Bess Meredyth is one more name to add to that list of Silent Hollywood’s most prolific and respected screenwriters yet few textbooks mention her name – or her work as both a writer and producer in that period. In fact, when her son John Meredyth Lucas wrote a memoir of his own screenwriting career he never thought to interview her about her career. That’s how easy it can be to be forgotten and why it is so important to highlight these stories today.
Meredyth studied piano as a child and worked on vaudeville in what were called ‘pianologues’, presentations that involved playing while singing or reciting. As with many of these early female screenwriters, she entered the industry as an extra, joining the Biograph Company in 1911. She soon realized that she could make more money if she wrote as well – so she did.
In the 1914 film The Desert’s Sting, Meredyth starred alongside future screenwriter Jeanie Macpherson and future husband, Wilfred Lucas. They married in 1917 and began co-writing, acting and directing projects together – another way for women to fall out of history as their male partners tend to earn more of the credit. In 1920, the couple moved to Australia where Meredyth’s involvement in her films included editing, which was then known as cutting. After a year, they returned to Hollywood but Meredyth quickly traveled for work again. MGM sent her to Italy to rescue the 1924 production of Ben-Hur, which was running behind schedule and over budget. She replaced June Mathis (who you’ll read about in this column soon!), rewrote the script and supervised the entire production.

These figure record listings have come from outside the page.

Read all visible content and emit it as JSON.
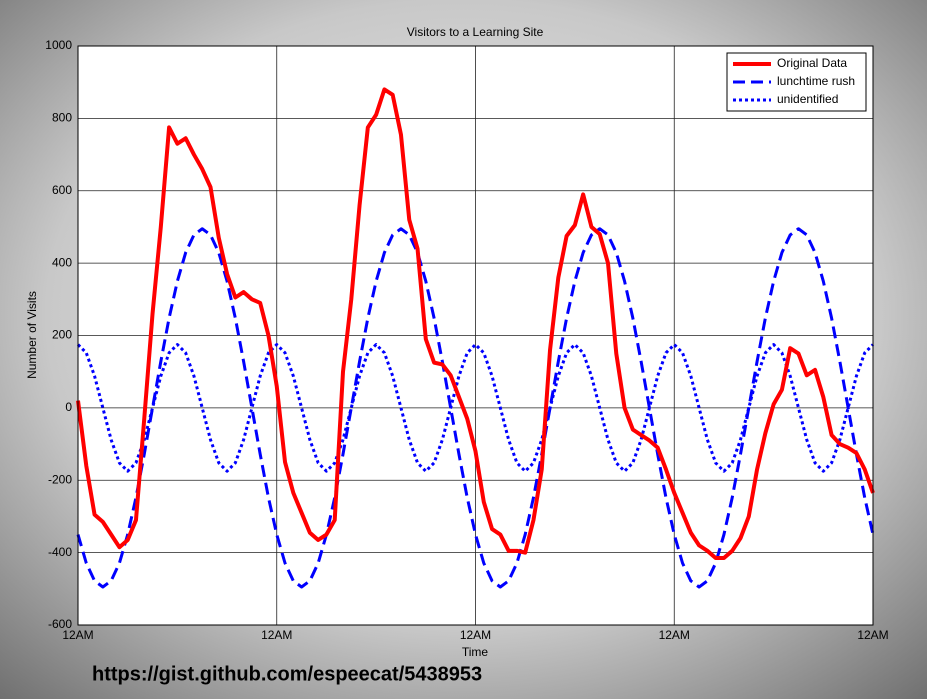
{
  "chart_data": {
    "type": "line",
    "title": "Visitors to a Learning Site",
    "xlabel": "Time",
    "ylabel": "Number of Visits",
    "x": [
      0,
      1,
      2,
      3,
      4,
      5,
      6,
      7,
      8,
      9,
      10,
      11,
      12,
      13,
      14,
      15,
      16,
      17,
      18,
      19,
      20,
      21,
      22,
      23,
      24,
      25,
      26,
      27,
      28,
      29,
      30,
      31,
      32,
      33,
      34,
      35,
      36,
      37,
      38,
      39,
      40,
      41,
      42,
      43,
      44,
      45,
      46,
      47,
      48,
      49,
      50,
      51,
      52,
      53,
      54,
      55,
      56,
      57,
      58,
      59,
      60,
      61,
      62,
      63,
      64,
      65,
      66,
      67,
      68,
      69,
      70,
      71,
      72,
      73,
      74,
      75,
      76,
      77,
      78,
      79,
      80,
      81,
      82,
      83,
      84,
      85,
      86,
      87,
      88,
      89,
      90,
      91,
      92,
      93,
      94,
      95,
      96
    ],
    "series": [
      {
        "name": "Original Data",
        "color": "#ff0000",
        "style": "solid",
        "values": [
          20,
          -160,
          -295,
          -315,
          -350,
          -385,
          -365,
          -310,
          -30,
          260,
          500,
          775,
          730,
          745,
          700,
          660,
          610,
          470,
          370,
          305,
          320,
          300,
          290,
          200,
          60,
          -150,
          -235,
          -290,
          -345,
          -365,
          -350,
          -310,
          100,
          300,
          560,
          775,
          810,
          880,
          865,
          755,
          520,
          440,
          190,
          125,
          120,
          90,
          30,
          -30,
          -120,
          -260,
          -335,
          -350,
          -395,
          -395,
          -400,
          -310,
          -170,
          160,
          360,
          475,
          505,
          590,
          500,
          480,
          400,
          150,
          0,
          -60,
          -75,
          -90,
          -110,
          -170,
          -235,
          -290,
          -345,
          -380,
          -395,
          -415,
          -415,
          -395,
          -360,
          -300,
          -170,
          -70,
          10,
          50,
          165,
          150,
          90,
          105,
          30,
          -75,
          -100,
          -110,
          -125,
          -170,
          -235
        ]
      },
      {
        "name": "lunchtime rush",
        "color": "#0000ff",
        "style": "dashed",
        "values": [
          -350,
          -429,
          -478,
          -495,
          -478,
          -429,
          -350,
          -248,
          -128,
          0,
          128,
          248,
          350,
          429,
          478,
          495,
          478,
          429,
          350,
          248,
          128,
          0,
          -128,
          -248,
          -350,
          -429,
          -478,
          -495,
          -478,
          -429,
          -350,
          -248,
          -128,
          0,
          128,
          248,
          350,
          429,
          478,
          495,
          478,
          429,
          350,
          248,
          128,
          0,
          -128,
          -248,
          -350,
          -429,
          -478,
          -495,
          -478,
          -429,
          -350,
          -248,
          -128,
          0,
          128,
          248,
          350,
          429,
          478,
          495,
          478,
          429,
          350,
          248,
          128,
          0,
          -128,
          -248,
          -350,
          -429,
          -478,
          -495,
          -478,
          -429,
          -350,
          -248,
          -128,
          0,
          128,
          248,
          350,
          429,
          478,
          495,
          478,
          429,
          350,
          248,
          128,
          0,
          -128,
          -248,
          -350
        ]
      },
      {
        "name": "unidentified",
        "color": "#0000ff",
        "style": "dotted",
        "values": [
          175,
          152,
          88,
          0,
          -88,
          -152,
          -175,
          -152,
          -88,
          0,
          88,
          152,
          175,
          152,
          88,
          0,
          -88,
          -152,
          -175,
          -152,
          -88,
          0,
          88,
          152,
          175,
          152,
          88,
          0,
          -88,
          -152,
          -175,
          -152,
          -88,
          0,
          88,
          152,
          175,
          152,
          88,
          0,
          -88,
          -152,
          -175,
          -152,
          -88,
          0,
          88,
          152,
          175,
          152,
          88,
          0,
          -88,
          -152,
          -175,
          -152,
          -88,
          0,
          88,
          152,
          175,
          152,
          88,
          0,
          -88,
          -152,
          -175,
          -152,
          -88,
          0,
          88,
          152,
          175,
          152,
          88,
          0,
          -88,
          -152,
          -175,
          -152,
          -88,
          0,
          88,
          152,
          175,
          152,
          88,
          0,
          -88,
          -152,
          -175,
          -152,
          -88,
          0,
          88,
          152,
          175
        ]
      }
    ],
    "xlim": [
      0,
      96
    ],
    "xticks": [
      {
        "value": 0,
        "label": "12AM"
      },
      {
        "value": 24,
        "label": "12AM"
      },
      {
        "value": 48,
        "label": "12AM"
      },
      {
        "value": 72,
        "label": "12AM"
      },
      {
        "value": 96,
        "label": "12AM"
      }
    ],
    "ylim": [
      -600,
      1000
    ],
    "yticks": [
      -600,
      -400,
      -200,
      0,
      200,
      400,
      600,
      800,
      1000
    ],
    "grid": true,
    "legend": "upper right",
    "annotation": "https://gist.github.com/espeecat/5438953"
  }
}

1926 proved to be a busy and productive year for Meredyth. She wrote Don Juan (1926), the story of the infamous Great Lover, played by Hollywood’s Great Lover, John Barrymore and adapted Herman Melville’s Moby Dick into The Sea Beast. Then, Meredyth co-founded the Academy of Motion Picture Arts and Sciences in 1928. When the first Academy Awards were held in 1929, Meredyth was nominated for two screenplays: Wonder of Women and A Woman of Affairs, which was adapted in 1928 from the novel The Green Hat, starring Greta Garbo.
Sadly, as with so many early female screenwriters who worked with the famed producer Irving Thalberg, when he died in 1936, MGA dropped Meredyth’s long-standing contract. In its place they offered one that would have her listed as a “junior writer”. This exacerbated the anxiety attacks she had begun experiencing in the early 1930s so Meredyth announced her retirement in 1938. Yet she didn’t stop working. In 1929, while writing Noah’s Ark at Warner Brothers, she had met and married the film’s director, a Hungarian who changed his name from Mahala Kurtez to Michael Curtiz. Meredyth served as an unofficial and uncredited contributor on Casablanca (1942), which he directed and which had been written by the brothers Julius and Philip Epstein. In later reminiscences, the brothers remembered questioning some of his directing choices. Curtiz would leave the room and come back with a response. Later, when the writers asked him to elaborate, he would often respond that he couldn’t remember how Bess had told him to address the issue.
Meredyth also served unofficially as a consultant to some of the television shows her son wrote and produced through the 50s and 60s including Zorro, Ben Casey, and The Fugitive, which means her artistic contributions traveled far from the Silent Era. Meredyth died on July 14, 1969.